Windows 11 Opt Out of AI Training
Windows 11 is practically spyware out of the box, funneling telemetry data to Microsoft’s AI divisions. With the advent of Copilot+ PCs, Windows introduced the terrifying “Recall” feature that literally takes screenshots of everything you do.
- Open Windows Settings.
- Go to Privacy & security.
- Under Diagnostics & feedback, ensure you are set to “Required diagnostic data” (basic telemetry), not Optional (full telemetry).
- If you have a Copilot+ PC, search for Recall & snapshots in settings and turn it Off immediately.

Can You Ever Fully Opt Out?
I wish I could tell you that flipping these toggles makes you invisible to AI. It doesn’t. Public data can never be fully recalled. If you posted it on a public forum five years ago, it is already baked into the neural weights of models like GPT-4 and Llama 3.
Opt-outs almost exclusively apply to future use. Tech giants make the opt-out process difficult by design so you give up halfway through. The realistic goal here isn’t erasing the past—it is reducing your future exposure.
If you want to protect your inputs when you actually have to use an AI tool, you need to learn Prompt Anonymization. And more importantly, you need to start migrating to tools that respect your privacy by default. Check out our Private AI Tools page for alternatives.
Services That Remove Your Data From AI Training
You don’t have to fight this alone. There are services designed to scrub your data from these models.
- Have I Been Trained (haveibeentrained.com): Created by Spawning AI, this tool lets artists and users search massive image training datasets (like LAION) to see if their photos were used, and formally opt-out.
- GDPR and CCPA Requests: If you live in Europe or California, you have the legal right to demand data deletion. You can submit formal data deletion requests to OpenAI through their Privacy Portal and to Google via their Legal Help / Removal Requests.
- Data Brokers: AI companies buy data from brokers. Using a removal service like DeleteMe or Incogni stops your information from hitting the open market in the first place.
Before using any third-party app, run its terms of service through our Privacy Policy Analyzer tool to see exactly what you’re giving up.
Closing
Opting out is a necessary first step, but it is not a complete solution. The tech giants will keep finding new ways to harvest your digital footprint. As long as you use their free services, you are the product.
The better long-term habit is combining these opt-outs with privacy-first platforms that don’t collect your data in the first place. Stop feeding the machine.
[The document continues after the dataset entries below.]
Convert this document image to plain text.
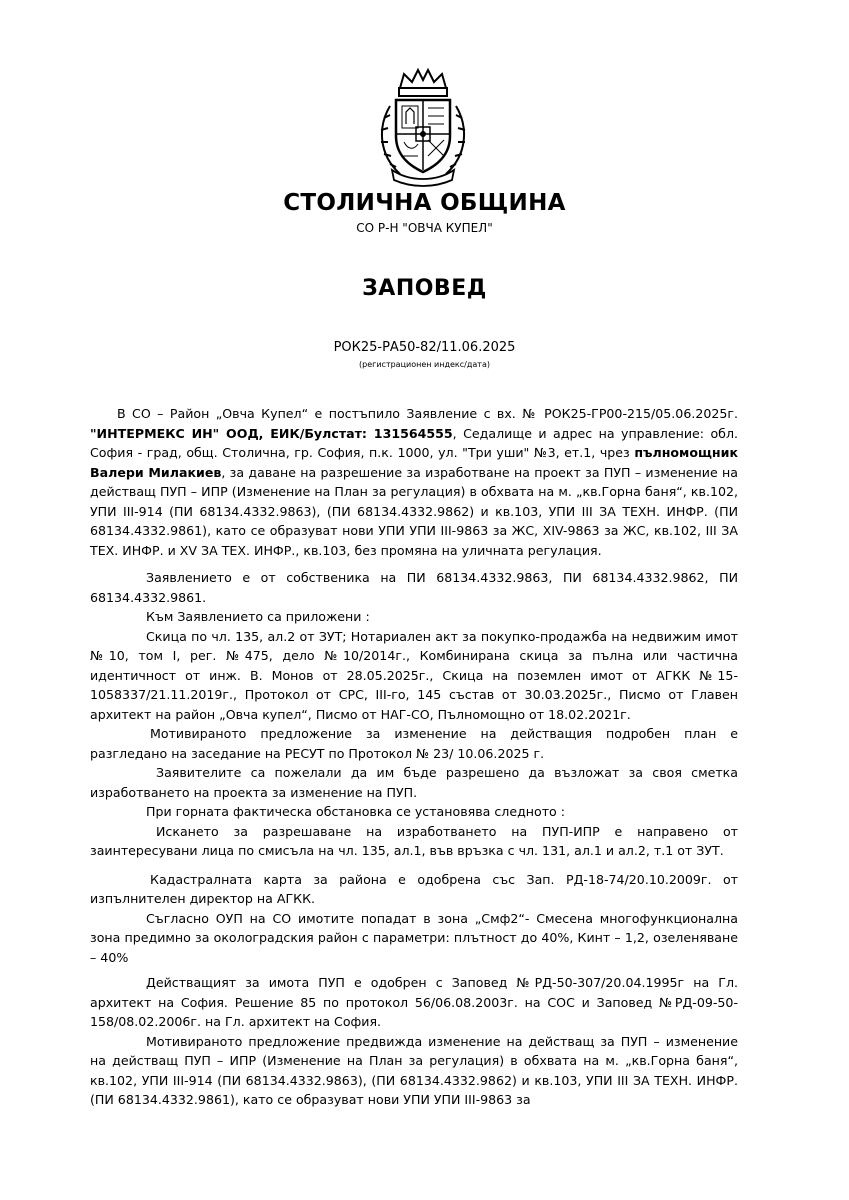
СТОЛИЧНА ОБЩИНА
СО Р-Н "ОВЧА КУПЕЛ"
ЗАПОВЕД
РОК25-РА50-82/11.06.2025
(регистрационен индекс/дата)

В СО – Район „Овча Купел“ е постъпило Заявление с вх. № РОК25-ГР00-215/05.06.2025г. "ИНТЕРМЕКС ИН" ООД, ЕИК/Булстат: 131564555, Седалище и адрес на управление: обл. София - град, общ. Столична, гр. София, п.к. 1000, ул. "Три уши" №3, ет.1, чрез пълномощник Валери Милакиев, за даване на разрешение за изработване на проект за ПУП – изменение на действащ ПУП – ИПР (Изменение на План за регулация) в обхвата на м. „кв.Горна баня“, кв.102, УПИ III-914 (ПИ 68134.4332.9863), (ПИ 68134.4332.9862) и кв.103, УПИ III ЗА ТЕХН. ИНФР. (ПИ 68134.4332.9861), като се образуват нови УПИ УПИ III-9863 за ЖС, XIV-9863 за ЖС, кв.102, III ЗА ТЕХ. ИНФР. и XV ЗА ТЕХ. ИНФР., кв.103, без промяна на уличната регулация.

Заявлението е от собственика на ПИ 68134.4332.9863, ПИ 68134.4332.9862, ПИ 68134.4332.9861.

Към Заявлението са приложени :

Скица по чл. 135, ал.2 от ЗУТ; Нотариален акт за покупко-продажба на недвижим имот №10, том I, рег. №475, дело №10/2014г., Комбинирана скица за пълна или частична идентичност от инж. В. Монов от 28.05.2025г., Скица на поземлен имот от АГКК №15-1058337/21.11.2019г., Протокол от СРС, III-го, 145 състав от 30.03.2025г., Писмо от Главен архитект на район „Овча купел“, Писмо от НАГ-СО, Пълномощно от 18.02.2021г.

Мотивираното предложение за изменение на действащия подробен план е разгледано на заседание на РЕСУТ по Протокол № 23/ 10.06.2025 г.

Заявителите са пожелали да им бъде разрешено да възложат за своя сметка изработването на проекта за изменение на ПУП.

При горната фактическа обстановка се установява следното :

Искането за разрешаване на изработването на ПУП-ИПР е направено от заинтересувани лица по смисъла на чл. 135, ал.1, във връзка с чл. 131, ал.1 и ал.2, т.1 от ЗУТ.

Кадастралната карта за района е одобрена със Зап. РД-18-74/20.10.2009г. от изпълнителен директор на АГКК.

Съгласно ОУП на СО имотите попадат в зона „Смф2“- Смесена многофункционална зона предимно за околоградския район с параметри: плътност до 40%, Кинт – 1,2, озеленяване – 40%

Действащият за имота ПУП е одобрен с Заповед №РД-50-307/20.04.1995г на Гл. архитект на София. Решение 85 по протокол 56/06.08.2003г. на СОС и Заповед №РД-09-50-158/08.02.2006г. на Гл. архитект на София.

Мотивираното предложение предвижда изменение на действащ за ПУП – изменение на действащ ПУП – ИПР (Изменение на План за регулация) в обхвата на м. „кв.Горна баня“, кв.102, УПИ III-914 (ПИ 68134.4332.9863), (ПИ 68134.4332.9862) и кв.103, УПИ III ЗА ТЕХН. ИНФР. (ПИ 68134.4332.9861), като се образуват нови УПИ УПИ III-9863 за
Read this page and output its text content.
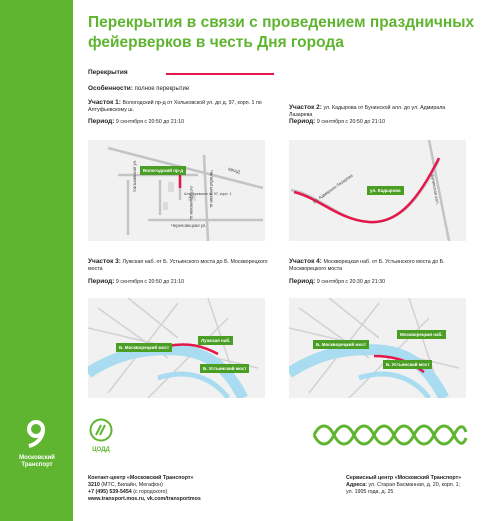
Московский
Транспорт
Перекрытия в связи с проведением праздничных фейерверков в честь Дня города
Перекрытия
Особенности: полное перекрытие
Участок 1: Вологодский пр-д от Хольковской ул. до д. 97, корп. 1 по Алтуфьевскому ш.
Период: 9 сентября с 20:50 до 21:10
Вологодский пр-д	МКАД
Алтуфьевское ш.
Хольковская ул.	Челобитьевское ш.
Череповецкая ул.
Алтуфьевское ш. 97, корп. 1
Участок 2: ул. Кадырова от Бунинской алл. до ул. Адмирала Лазарева
Период: 9 сентября с 20:50 до 21:10
ул. Кадырова
ул. Адмирала Лазарева	Бунинская алл.
Участок 3: Лужская наб. от Б. Устьинского моста до Б. Москворецкого моста
Период: 9 сентября с 20:50 до 21:10
Лужская наб.
Б. Москворецкий мост
Б. Устьинский мост
Участок 4: Москворецкая наб. от Б. Устьинского моста до Б. Москворецкого моста
Период: 9 сентября с 20:30 до 21:30
Москворецкая наб.
Б. Москворецкий мост
Б. Устьинский мост
ЦОДД
Контакт-центр «Московский Транспорт»
3210 (МТС, Билайн, Мегафон)
+7 (495) 539-5454 (с городского)
www.transport.mos.ru, vk.com/transportmos
Сервисный центр «Московский Транспорт»
Адреса: ул. Старая Басманная, д. 20, корп. 1;
ул. 1905 года, д. 25
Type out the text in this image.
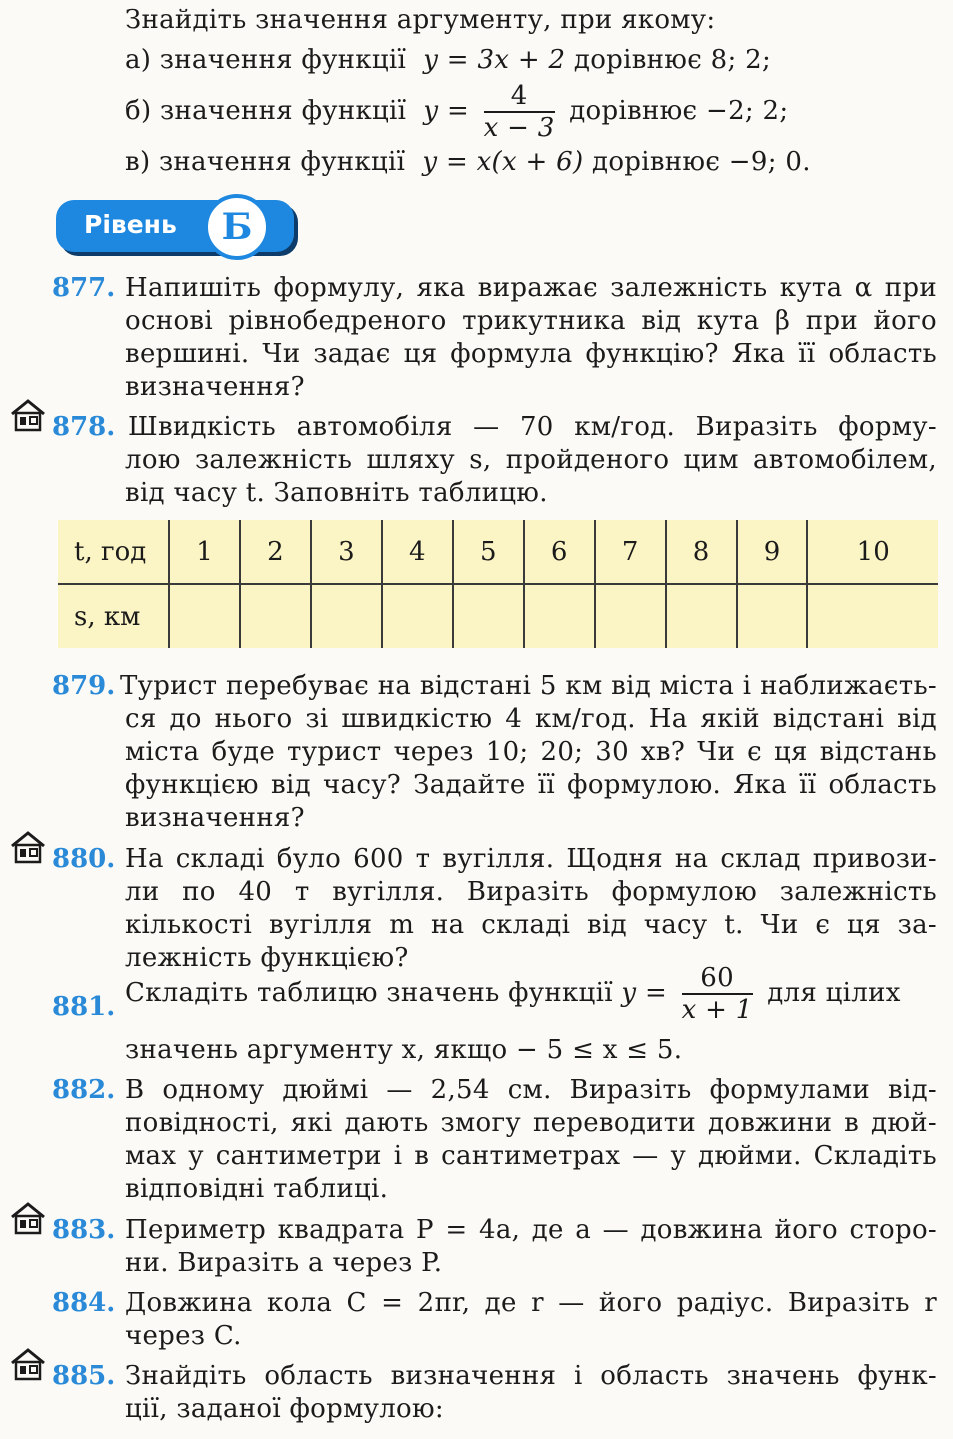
Знайдіть значення аргументу, при якому:
а) значення функції y = 3x + 2 дорівнює 8; 2;
б) значення функції $y = \frac{4}{x - 3}$ дорівнює −2; 2;
в) значення функції y = x(x + 6) дорівнює −9; 0.
Рівень	Б
877. Напишіть формулу, яка виражає залежність кута α при
основі рівнобедреного трикутника від кута β при його
вершині. Чи задає ця формула функцію? Яка її область
визначення?
878. Швидкість автомобіля — 70 км/год. Виразіть форму-
лою залежність шляху s, пройденого цим автомобілем,
від часу t. Заповніть таблицю.
t, год	1	2	3	4	5	6	7	8	9	10
s, км										
879. Турист перебуває на відстані 5 км від міста і наближаєть-
ся до нього зі швидкістю 4 км/год. На якій відстані від
міста буде турист через 10; 20; 30 хв? Чи є ця відстань
функцією від часу? Задайте її формулою. Яка її область
визначення?
880. На складі було 600 т вугілля. Щодня на склад привози-
ли по 40 т вугілля. Виразіть формулою залежність
кількості вугілля m на складі від часу t. Чи є ця за-
лежність функцією?
881. Складіть таблицю значень функції $y = \frac{60}{x + 1}$ для цілих
значень аргументу x, якщо − 5 ≤ x ≤ 5.
882. В одному дюймі — 2,54 см. Виразіть формулами від-
повідності, які дають змогу переводити довжини в дюй-
мах у сантиметри і в сантиметрах — у дюйми. Складіть
відповідні таблиці.
883. Периметр квадрата P = 4a, де a — довжина його сторо-
ни. Виразіть a через P.
884. Довжина кола C = 2πr, де r — його радіус. Виразіть r
через C.
885. Знайдіть область визначення і область значень функ-
ції, заданої формулою:
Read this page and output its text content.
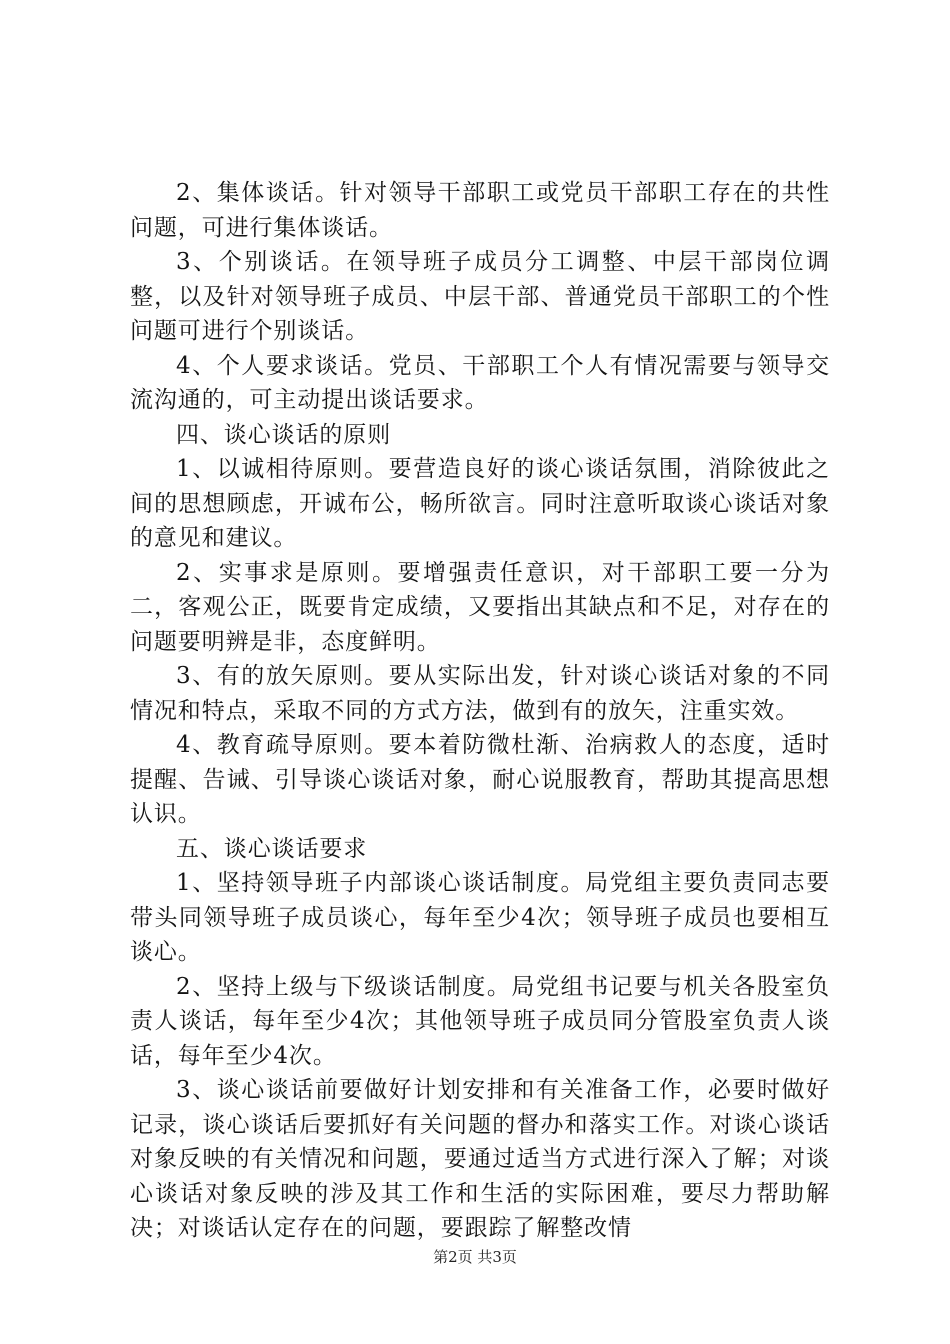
2、集体谈话。针对领导干部职工或党员干部职工存在的共性问题，可进行集体谈话。

3、个别谈话。在领导班子成员分工调整、中层干部岗位调整，以及针对领导班子成员、中层干部、普通党员干部职工的个性问题可进行个别谈话。

4、个人要求谈话。党员、干部职工个人有情况需要与领导交流沟通的，可主动提出谈话要求。

四、谈心谈话的原则

1、以诚相待原则。要营造良好的谈心谈话氛围，消除彼此之间的思想顾虑，开诚布公，畅所欲言。同时注意听取谈心谈话对象的意见和建议。

2、实事求是原则。要增强责任意识，对干部职工要一分为二，客观公正，既要肯定成绩，又要指出其缺点和不足，对存在的问题要明辨是非，态度鲜明。

3、有的放矢原则。要从实际出发，针对谈心谈话对象的不同情况和特点，采取不同的方式方法，做到有的放矢，注重实效。

4、教育疏导原则。要本着防微杜渐、治病救人的态度，适时提醒、告诫、引导谈心谈话对象，耐心说服教育，帮助其提高思想认识。

五、谈心谈话要求

1、坚持领导班子内部谈心谈话制度。局党组主要负责同志要带头同领导班子成员谈心，每年至少4次；领导班子成员也要相互谈心。

2、坚持上级与下级谈话制度。局党组书记要与机关各股室负责人谈话，每年至少4次；其他领导班子成员同分管股室负责人谈话，每年至少4次。

3、谈心谈话前要做好计划安排和有关准备工作，必要时做好记录，谈心谈话后要抓好有关问题的督办和落实工作。对谈心谈话对象反映的有关情况和问题，要通过适当方式进行深入了解；对谈心谈话对象反映的涉及其工作和生活的实际困难，要尽力帮助解决；对谈话认定存在的问题，要跟踪了解整改情

第2页 共3页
Explore our Private AI Tools directory and start reclaiming your digital sovereignty today.
FAQs
How do I opt out of AI training on Instagram?
Meta has updated this so you now need to open a chat with Meta AI and type /reset-all-ais to clear your data. Depending on your region, you may also find a “Generative AI Data Subject Rights” objection form in the Meta Privacy Center.
Can I stop my Facebook posts from being used to train AI?
You can submit an objection form in the Meta Privacy Center if your region allows it, but be aware that public posts are often treated as fair use by Meta, meaning the opt-out primarily protects your non-public or third-party data.
Does opting out of AI training delete my existing data?
Rarely. Most platforms explicitly state that opting out only prevents your data from being used in future training runs. It cannot retroactively un-train an AI model that has already ingested your data.
Is there one place to opt out of all AI training?
No. Every platform has its own proprietary data pipeline. You must manually opt out of each service (Google, Meta, Microsoft, X) individually using the steps outlined in this guide.
What happens if I don’t opt out of AI training?
Your text, images, code, and voice recordings will be continuously harvested to improve commercial AI models, effectively donating your digital life to enrich massive tech corporations without your consent or compensation.